И вышло так, как мне майор и предсказывал: они сами от меня захотели избавиться.
— А почему до этого-то не отпускали? Не хочет человек служить, его дело.
— Армия, Вася, она как злая жена. И не любит, и отпустить не хочет, потому что, если мужик уйдет, получится — она плохая. А плохой она считаться не хочет, вот и держит. И они держали, пока не поняли, что от меня одна головная боль. Отпустили, даже партбилет оставили. Парторг приходил, упрашивал: давай мы тебе задним числом взыскание хоть какое-нибудь напишем, меня же теребить будут — как ты позволил уволиться офицеру, у которого ни одного нарекания? Я говорю: дико извиняюсь, но нет.
— Дорожил партбилетом?
— Принципом дорожил, Вася. А партбилет я тут же засунул в дальний ящик. До сих пор храню, не знаю, зачем. Сувенир из страны, которой не существует. Не соскучился еще?
— Нет.
— Тогда эпизод второй: мирная жизнь.
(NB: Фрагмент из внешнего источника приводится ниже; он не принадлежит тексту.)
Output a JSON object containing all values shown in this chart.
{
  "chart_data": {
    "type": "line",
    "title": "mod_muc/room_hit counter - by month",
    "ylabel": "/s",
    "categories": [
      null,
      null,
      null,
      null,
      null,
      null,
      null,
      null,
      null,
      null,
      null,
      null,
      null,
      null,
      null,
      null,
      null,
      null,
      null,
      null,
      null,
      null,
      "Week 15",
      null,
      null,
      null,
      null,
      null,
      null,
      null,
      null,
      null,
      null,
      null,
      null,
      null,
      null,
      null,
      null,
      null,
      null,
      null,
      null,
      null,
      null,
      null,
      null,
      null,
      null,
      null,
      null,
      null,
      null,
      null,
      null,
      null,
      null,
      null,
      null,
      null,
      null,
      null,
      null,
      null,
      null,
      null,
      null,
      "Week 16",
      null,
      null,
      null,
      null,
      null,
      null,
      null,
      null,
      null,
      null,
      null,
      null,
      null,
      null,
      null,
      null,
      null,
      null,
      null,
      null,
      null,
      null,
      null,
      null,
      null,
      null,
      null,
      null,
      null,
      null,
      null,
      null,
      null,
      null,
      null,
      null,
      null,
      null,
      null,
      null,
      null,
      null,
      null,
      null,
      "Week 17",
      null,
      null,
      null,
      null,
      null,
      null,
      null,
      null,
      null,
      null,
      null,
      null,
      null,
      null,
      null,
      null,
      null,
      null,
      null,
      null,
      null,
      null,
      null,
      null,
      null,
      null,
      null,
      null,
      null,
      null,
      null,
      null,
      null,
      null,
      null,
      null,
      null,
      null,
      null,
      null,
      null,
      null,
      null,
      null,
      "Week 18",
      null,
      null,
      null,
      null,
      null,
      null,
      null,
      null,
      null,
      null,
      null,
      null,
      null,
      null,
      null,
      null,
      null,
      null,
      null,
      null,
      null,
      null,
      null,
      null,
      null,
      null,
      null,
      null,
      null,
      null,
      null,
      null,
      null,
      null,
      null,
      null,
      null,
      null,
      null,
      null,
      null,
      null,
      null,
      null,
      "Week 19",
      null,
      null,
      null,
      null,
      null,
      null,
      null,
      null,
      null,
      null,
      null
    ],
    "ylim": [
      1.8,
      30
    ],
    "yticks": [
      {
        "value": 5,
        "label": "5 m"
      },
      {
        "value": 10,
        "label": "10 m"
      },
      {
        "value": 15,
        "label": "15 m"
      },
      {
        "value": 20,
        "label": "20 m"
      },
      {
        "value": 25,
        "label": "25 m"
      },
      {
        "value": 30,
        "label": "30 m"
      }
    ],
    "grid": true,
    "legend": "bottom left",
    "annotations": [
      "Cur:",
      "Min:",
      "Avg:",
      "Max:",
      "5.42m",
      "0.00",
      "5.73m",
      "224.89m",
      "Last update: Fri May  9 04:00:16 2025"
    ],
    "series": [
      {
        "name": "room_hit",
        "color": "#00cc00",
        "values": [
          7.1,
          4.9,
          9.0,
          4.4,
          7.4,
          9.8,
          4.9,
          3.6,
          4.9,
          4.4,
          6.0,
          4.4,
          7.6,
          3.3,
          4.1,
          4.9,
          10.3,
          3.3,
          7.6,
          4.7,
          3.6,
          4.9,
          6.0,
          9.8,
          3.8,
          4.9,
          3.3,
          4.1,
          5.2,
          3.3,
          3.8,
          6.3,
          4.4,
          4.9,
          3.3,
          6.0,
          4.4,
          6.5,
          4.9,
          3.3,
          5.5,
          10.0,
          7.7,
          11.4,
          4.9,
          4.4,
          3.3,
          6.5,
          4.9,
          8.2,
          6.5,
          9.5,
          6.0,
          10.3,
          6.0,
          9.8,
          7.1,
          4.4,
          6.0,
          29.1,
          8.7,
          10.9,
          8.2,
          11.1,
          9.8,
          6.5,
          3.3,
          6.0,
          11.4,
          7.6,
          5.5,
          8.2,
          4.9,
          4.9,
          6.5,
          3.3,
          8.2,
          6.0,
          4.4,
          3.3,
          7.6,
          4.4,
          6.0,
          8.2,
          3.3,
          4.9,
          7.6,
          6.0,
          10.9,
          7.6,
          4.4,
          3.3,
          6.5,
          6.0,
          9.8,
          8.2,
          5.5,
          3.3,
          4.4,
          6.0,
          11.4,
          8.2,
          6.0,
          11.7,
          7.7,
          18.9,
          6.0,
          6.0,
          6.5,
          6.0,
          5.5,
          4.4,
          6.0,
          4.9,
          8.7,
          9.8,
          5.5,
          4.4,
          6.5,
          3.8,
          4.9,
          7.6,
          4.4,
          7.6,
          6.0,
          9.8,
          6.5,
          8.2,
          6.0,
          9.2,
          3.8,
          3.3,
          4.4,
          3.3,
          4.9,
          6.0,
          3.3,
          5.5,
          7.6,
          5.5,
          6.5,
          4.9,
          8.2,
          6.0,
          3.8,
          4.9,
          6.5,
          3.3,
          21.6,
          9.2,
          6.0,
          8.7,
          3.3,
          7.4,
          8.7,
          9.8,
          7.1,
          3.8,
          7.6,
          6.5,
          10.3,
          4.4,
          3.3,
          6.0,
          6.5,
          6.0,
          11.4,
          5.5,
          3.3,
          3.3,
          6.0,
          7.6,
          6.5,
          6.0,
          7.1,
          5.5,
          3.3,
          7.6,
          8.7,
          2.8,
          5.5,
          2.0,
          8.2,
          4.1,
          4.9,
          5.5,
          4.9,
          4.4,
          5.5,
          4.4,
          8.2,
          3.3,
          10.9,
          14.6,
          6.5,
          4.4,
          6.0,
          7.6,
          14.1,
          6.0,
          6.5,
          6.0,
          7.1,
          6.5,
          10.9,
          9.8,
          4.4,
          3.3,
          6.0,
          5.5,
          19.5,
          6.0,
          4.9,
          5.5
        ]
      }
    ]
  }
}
Живем в Саратове с женой и ребенком в полуподвале, работы нет, но тут помог отец, вернее, его друг, взяли меня в одну контору инженером по технике безопасности. Рождается дочь, и тут мне везет, опять-таки друг отца помог, влиятельный человек, дают мне аж трехкомнатную квартиру на нас с женой и двоих детей плюс теща. На первом этаже, дом панельный, край города, но для нас — счастье. Бросаю инженерство, ищу любую работу с хорошей зарплатой, устраиваюсь сварщиком на ТЭЦ. Осваиваю все виды сварки, пашу с утра до ночи, оплата сдельная, мастер участка на меня молится, товарищи от всего сердца презирают.